Les contingents cantonaux
Dans l'ancienne Confédération, la logistique était réduite à sa plus simple expression, d'autant que les hommes fournissaient une partie de leur équipement (Milices cantonales). Avant une campagne, les autorités cantonales approvisionnaient greniers et réserves de sel. Il n'y avait pas de services des arrières et de ravitaillement; fourrages, chevaux et moyens de transport manquaient souvent. Les troupes n'emmenaient pas assez de vivres et d'argent, ce qui les poussait à vivre sur l'habitant et à piller. On faisait appel à des munitionnaires et à des transporteurs privés (dont l'objectif était de s'enrichir) ou l'on réquisitionnait des moyens de transport et des civils. En 1797, le canton de Berne fut le seul à créer un commissariat à la guerre et à disposer de parcs, de moyens de transport et de relais, mais pas de services de l'arrière. Lors de l'invasion française en 1798, le ravitaillement des 20 000 Bernois mobilisés fut pourtant insuffisant.

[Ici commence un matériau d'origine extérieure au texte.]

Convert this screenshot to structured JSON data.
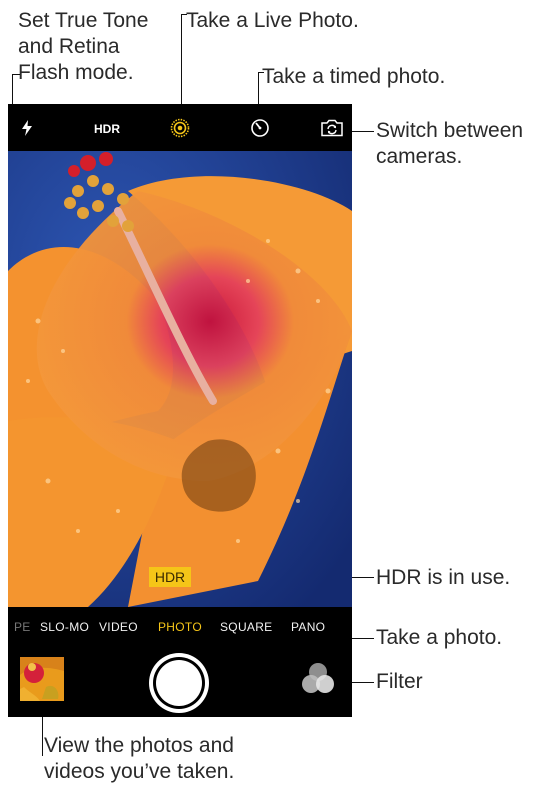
{
  "callouts": {
    "flash": "Set True Tone\nand Retina\nFlash mode.",
    "live_photo": "Take a Live Photo.",
    "timer": "Take a timed photo.",
    "switch_camera": "Switch between\ncameras.",
    "hdr_in_use": "HDR is in use.",
    "take_photo": "Take a photo.",
    "filter": "Filter",
    "view_photos": "View the photos and\nvideos you’ve taken."
  },
  "topbar": {
    "hdr_label": "HDR",
    "icons": [
      "flash-icon",
      "live-photo-icon",
      "timer-icon",
      "switch-camera-icon"
    ]
  },
  "viewfinder": {
    "hdr_badge": "HDR"
  },
  "modes": {
    "items": [
      "PE",
      "SLO-MO",
      "VIDEO",
      "PHOTO",
      "SQUARE",
      "PANO"
    ],
    "selected": "PHOTO"
  },
  "colors": {
    "accent": "#f5c518",
    "background": "#000000",
    "sky": "#1f3f8f",
    "petal": "#f28a2b"
  }
}
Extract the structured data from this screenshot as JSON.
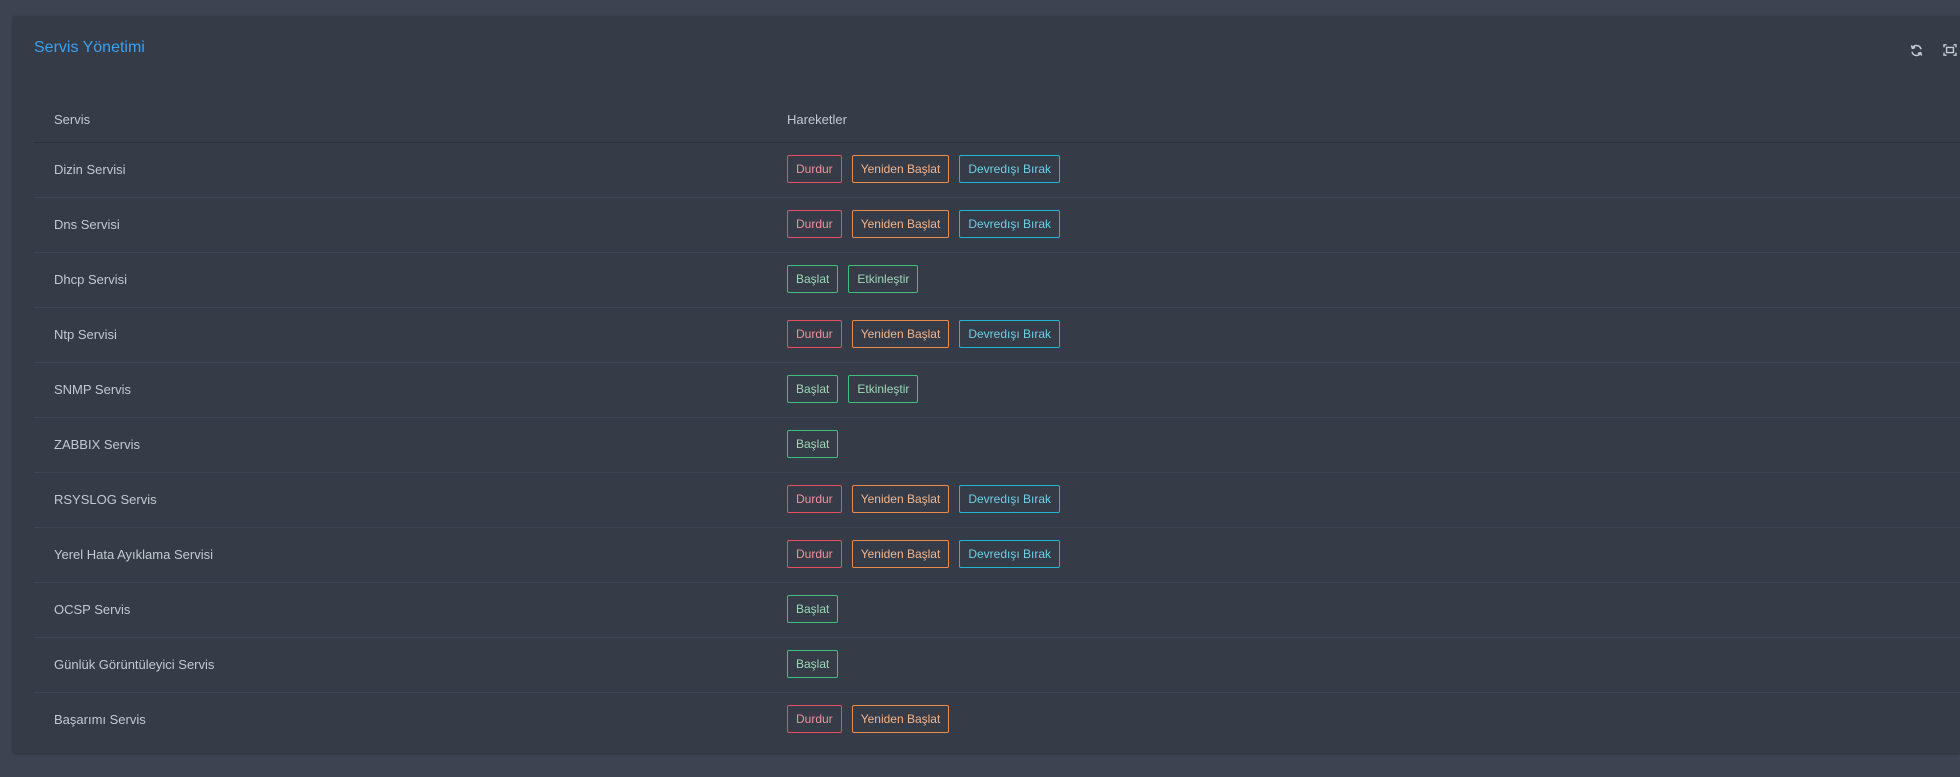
{
  "panel": {
    "title": "Servis Yönetimi",
    "tools": [
      {
        "icon": "refresh-icon"
      },
      {
        "icon": "expand-icon"
      }
    ]
  },
  "table": {
    "headers": {
      "service": "Servis",
      "actions": "Hareketler"
    },
    "rows": [
      {
        "name": "Dizin Servisi",
        "actions": [
          {
            "type": "stop",
            "label": "Durdur"
          },
          {
            "type": "restart",
            "label": "Yeniden Başlat"
          },
          {
            "type": "disable",
            "label": "Devredışı Bırak"
          }
        ]
      },
      {
        "name": "Dns Servisi",
        "actions": [
          {
            "type": "stop",
            "label": "Durdur"
          },
          {
            "type": "restart",
            "label": "Yeniden Başlat"
          },
          {
            "type": "disable",
            "label": "Devredışı Bırak"
          }
        ]
      },
      {
        "name": "Dhcp Servisi",
        "actions": [
          {
            "type": "start",
            "label": "Başlat"
          },
          {
            "type": "enable",
            "label": "Etkinleştir"
          }
        ]
      },
      {
        "name": "Ntp Servisi",
        "actions": [
          {
            "type": "stop",
            "label": "Durdur"
          },
          {
            "type": "restart",
            "label": "Yeniden Başlat"
          },
          {
            "type": "disable",
            "label": "Devredışı Bırak"
          }
        ]
      },
      {
        "name": "SNMP Servis",
        "actions": [
          {
            "type": "start",
            "label": "Başlat"
          },
          {
            "type": "enable",
            "label": "Etkinleştir"
          }
        ]
      },
      {
        "name": "ZABBIX Servis",
        "actions": [
          {
            "type": "start",
            "label": "Başlat"
          }
        ]
      },
      {
        "name": "RSYSLOG Servis",
        "actions": [
          {
            "type": "stop",
            "label": "Durdur"
          },
          {
            "type": "restart",
            "label": "Yeniden Başlat"
          },
          {
            "type": "disable",
            "label": "Devredışı Bırak"
          }
        ]
      },
      {
        "name": "Yerel Hata Ayıklama Servisi",
        "actions": [
          {
            "type": "stop",
            "label": "Durdur"
          },
          {
            "type": "restart",
            "label": "Yeniden Başlat"
          },
          {
            "type": "disable",
            "label": "Devredışı Bırak"
          }
        ]
      },
      {
        "name": "OCSP Servis",
        "actions": [
          {
            "type": "start",
            "label": "Başlat"
          }
        ]
      },
      {
        "name": "Günlük Görüntüleyici Servis",
        "actions": [
          {
            "type": "start",
            "label": "Başlat"
          }
        ]
      },
      {
        "name": "Başarımı Servis",
        "actions": [
          {
            "type": "stop",
            "label": "Durdur"
          },
          {
            "type": "restart",
            "label": "Yeniden Başlat"
          }
        ]
      }
    ]
  },
  "colors": {
    "background": "#3d4350",
    "panel": "#363b48",
    "title": "#3aa1f0",
    "stop": "#e5515f",
    "restart": "#ec8a4e",
    "disable": "#1fb5d5",
    "start": "#3fbe7d",
    "enable": "#3fbe7d"
  }
}
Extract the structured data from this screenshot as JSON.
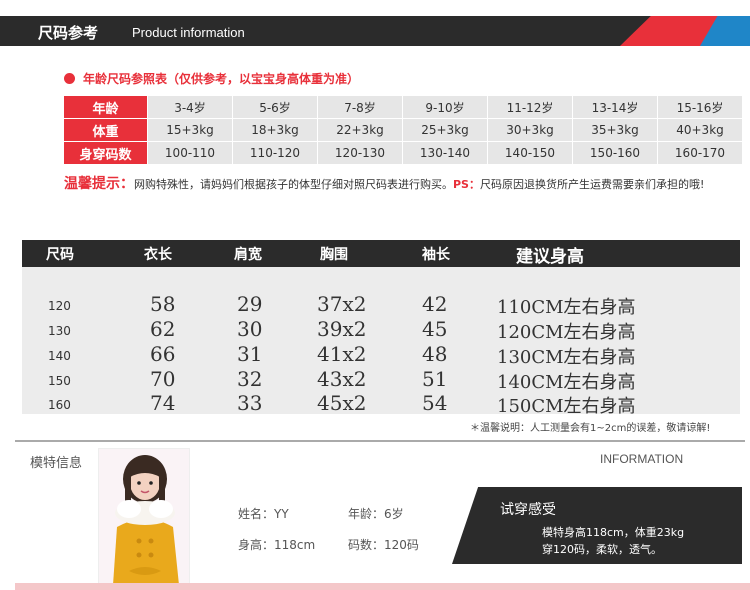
{
  "header": {
    "title_cn": "尺码参考",
    "title_en": "Product information"
  },
  "age_chart": {
    "subtitle": "年龄尺码参照表（仅供参考，以宝宝身高体重为准）",
    "rows": [
      {
        "label": "年龄",
        "cells": [
          "3-4岁",
          "5-6岁",
          "7-8岁",
          "9-10岁",
          "11-12岁",
          "13-14岁",
          "15-16岁"
        ]
      },
      {
        "label": "体重",
        "cells": [
          "15+3kg",
          "18+3kg",
          "22+3kg",
          "25+3kg",
          "30+3kg",
          "35+3kg",
          "40+3kg"
        ]
      },
      {
        "label": "身穿码数",
        "cells": [
          "100-110",
          "110-120",
          "120-130",
          "130-140",
          "140-150",
          "150-160",
          "160-170"
        ]
      }
    ]
  },
  "tip": {
    "title": "温馨提示：",
    "text": "网购特殊性，请妈妈们根据孩子的体型仔细对照尺码表进行购买。",
    "ps_label": "PS：",
    "ps_text": "尺码原因退换货所产生运费需要亲们承担的哦!"
  },
  "size_table": {
    "headers": [
      "尺码",
      "衣长",
      "肩宽",
      "胸围",
      "袖长",
      "建议身高"
    ],
    "rows": [
      [
        "120",
        "58",
        "29",
        "37x2",
        "42",
        "110CM左右身高"
      ],
      [
        "130",
        "62",
        "30",
        "39x2",
        "45",
        "120CM左右身高"
      ],
      [
        "140",
        "66",
        "31",
        "41x2",
        "48",
        "130CM左右身高"
      ],
      [
        "150",
        "70",
        "32",
        "43x2",
        "51",
        "140CM左右身高"
      ],
      [
        "160",
        "74",
        "33",
        "45x2",
        "54",
        "150CM左右身高"
      ]
    ],
    "note": "＊温馨说明：人工测量会有1~2cm的误差，敬请谅解!"
  },
  "model": {
    "title": "模特信息",
    "title_en": "INFORMATION",
    "name_label": "姓名：",
    "name": "YY",
    "age_label": "年龄：",
    "age": "6岁",
    "height_label": "身高：",
    "height": "118cm",
    "size_label": "码数：",
    "size": "120码",
    "feel_title": "试穿感受",
    "feel_line1": "模特身高118cm，体重23kg",
    "feel_line2": "穿120码，柔软，透气。"
  },
  "colors": {
    "accent": "#e8303a",
    "dark": "#2b2b2b",
    "blue": "#1f86c8",
    "coat": "#e9a91c"
  }
}
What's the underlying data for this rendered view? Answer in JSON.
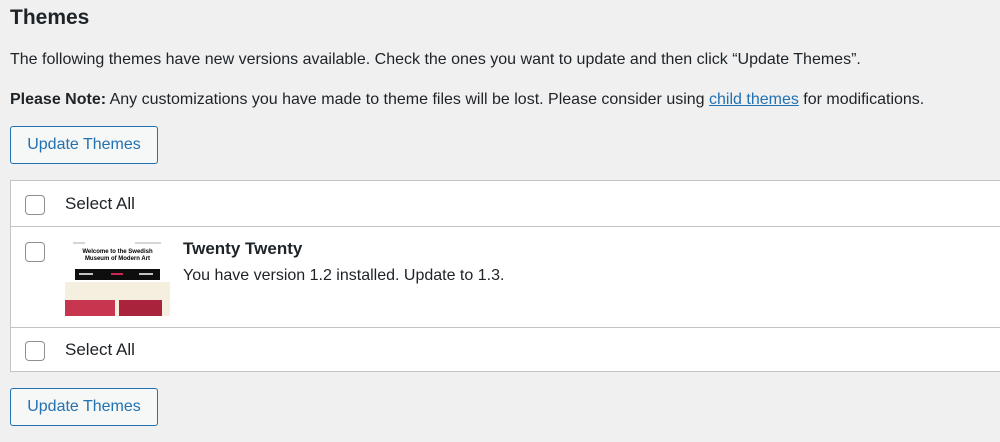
{
  "page": {
    "title": "Themes",
    "notice_line": "The following themes have new versions available. Check the ones you want to update and then click “Update Themes”.",
    "note_label": "Please Note:",
    "note_text": " Any customizations you have made to theme files will be lost. Please consider using ",
    "note_link": "child themes",
    "note_suffix": " for modifications."
  },
  "buttons": {
    "update_top": "Update Themes",
    "update_bottom": "Update Themes"
  },
  "table": {
    "select_all_top": "Select All",
    "select_all_bottom": "Select All",
    "themes": [
      {
        "name": "Twenty Twenty",
        "status": "You have version 1.2 installed. Update to 1.3.",
        "screenshot_heading": "Welcome to the Swedish Museum of Modern Art"
      }
    ]
  },
  "colors": {
    "background": "#f0f0f1",
    "accent": "#2271b1",
    "border": "#c3c4c7"
  }
}
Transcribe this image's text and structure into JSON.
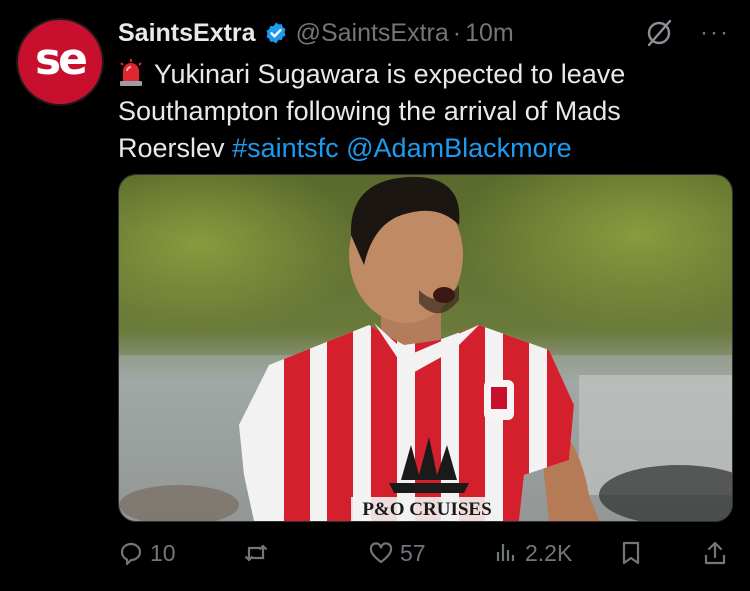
{
  "account": {
    "display_name": "SaintsExtra",
    "handle": "@SaintsExtra",
    "separator": "·",
    "time": "10m",
    "avatar_text": "se",
    "avatar_color": "#c8102e",
    "verified": true
  },
  "header_icons": [
    "grok-icon",
    "more-icon"
  ],
  "more_label": "···",
  "tweet": {
    "text": "Yukinari Sugawara is expected to leave Southampton following the arrival of Mads Roerslev",
    "hashtag": "#saintsfc",
    "mention": "@AdamBlackmore",
    "link_color": "#1d9bf0"
  },
  "media": {
    "shirt_sponsor": "P&O CRUISES"
  },
  "actions": {
    "replies": "10",
    "retweets": "",
    "likes": "57",
    "views": "2.2K"
  }
}
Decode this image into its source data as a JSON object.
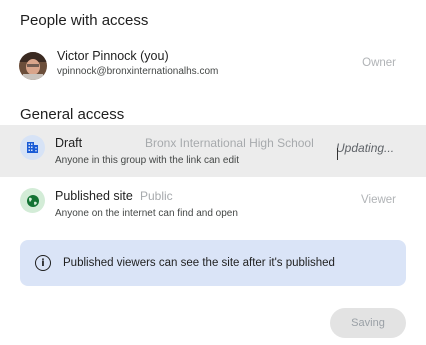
{
  "people_section": {
    "title": "People with access",
    "person": {
      "name": "Victor Pinnock (you)",
      "email": "vpinnock@bronxinternationalhs.com",
      "role": "Owner"
    }
  },
  "general_section": {
    "title": "General access",
    "draft": {
      "title": "Draft",
      "scope": "Bronx International High School",
      "description": "Anyone in this group with the link can edit",
      "status": "Updating...",
      "icon": "building-icon"
    },
    "published": {
      "title": "Published site",
      "scope": "Public",
      "description": "Anyone on the internet can find and open",
      "role": "Viewer",
      "icon": "globe-icon"
    }
  },
  "info_banner": {
    "text": "Published viewers can see the site after it's published",
    "icon": "info-icon"
  },
  "footer": {
    "saving_label": "Saving"
  },
  "colors": {
    "draft_icon_bg": "#d7e3f6",
    "draft_icon_fg": "#1a5bd6",
    "published_icon_bg": "#d3ecd7",
    "published_icon_fg": "#137333",
    "banner_bg": "#dae4f7",
    "selected_row_bg": "#ececec"
  }
}
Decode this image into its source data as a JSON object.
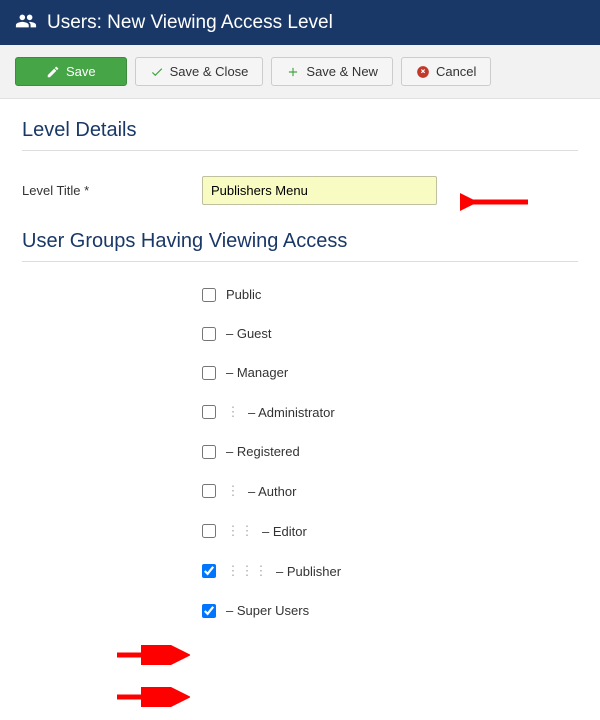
{
  "header": {
    "title": "Users: New Viewing Access Level"
  },
  "toolbar": {
    "save": "Save",
    "save_close": "Save & Close",
    "save_new": "Save & New",
    "cancel": "Cancel"
  },
  "sections": {
    "details_title": "Level Details",
    "groups_title": "User Groups Having Viewing Access"
  },
  "fields": {
    "level_title_label": "Level Title *",
    "level_title_value": "Publishers Menu"
  },
  "groups": [
    {
      "label": "Public",
      "checked": false,
      "depth": 0
    },
    {
      "label": "– Guest",
      "checked": false,
      "depth": 0
    },
    {
      "label": "– Manager",
      "checked": false,
      "depth": 0
    },
    {
      "label": "– Administrator",
      "checked": false,
      "depth": 1
    },
    {
      "label": "– Registered",
      "checked": false,
      "depth": 0
    },
    {
      "label": "– Author",
      "checked": false,
      "depth": 1
    },
    {
      "label": "– Editor",
      "checked": false,
      "depth": 2
    },
    {
      "label": "– Publisher",
      "checked": true,
      "depth": 3
    },
    {
      "label": "– Super Users",
      "checked": true,
      "depth": 0
    }
  ],
  "colors": {
    "header_bg": "#1a3867",
    "success": "#46a546",
    "arrow": "#ff0000",
    "highlight_bg": "#f8fbc2"
  }
}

Depuis 1815, bien que le commissaire des guerres en chef fût colonel fédéral, les levées de troupes donnaient lieu à des improvisations, parce que les services des arrières étaient inexistants en temps de paix et qu'ils dépendaient des cantons. Le fédéralisme et l'hostilité entre certains d'entre eux n'arrangeaient pas les choses. Les mobilisations de 1870-1871 révélèrent de graves insuffisances, bien que chaque division ait compté deux compagnies de parc, un magasin de subsistances, un lazaret et une infirmerie de chevaux. En 1874, l'essentiel des compétences militaires passa à la Confédération. La création de troupes d'administration, appelées plus tard troupes de subsistance ou de soutien, marqua le début d'une organisation logistique au niveau de l'armée, qui comprit huit compagnies d'administration, vingt-quatre colonnes de parc, seize bataillons du train, huit lazarets de campagne et des détachements d'ouvriers des chemins de fer. On continua à compter sur la réquisition de chevaux, de moyens de transport, de subsistances, de fourrages et de cantonnements. Le processus était lent et lié à la difficile uniformisation des matériels.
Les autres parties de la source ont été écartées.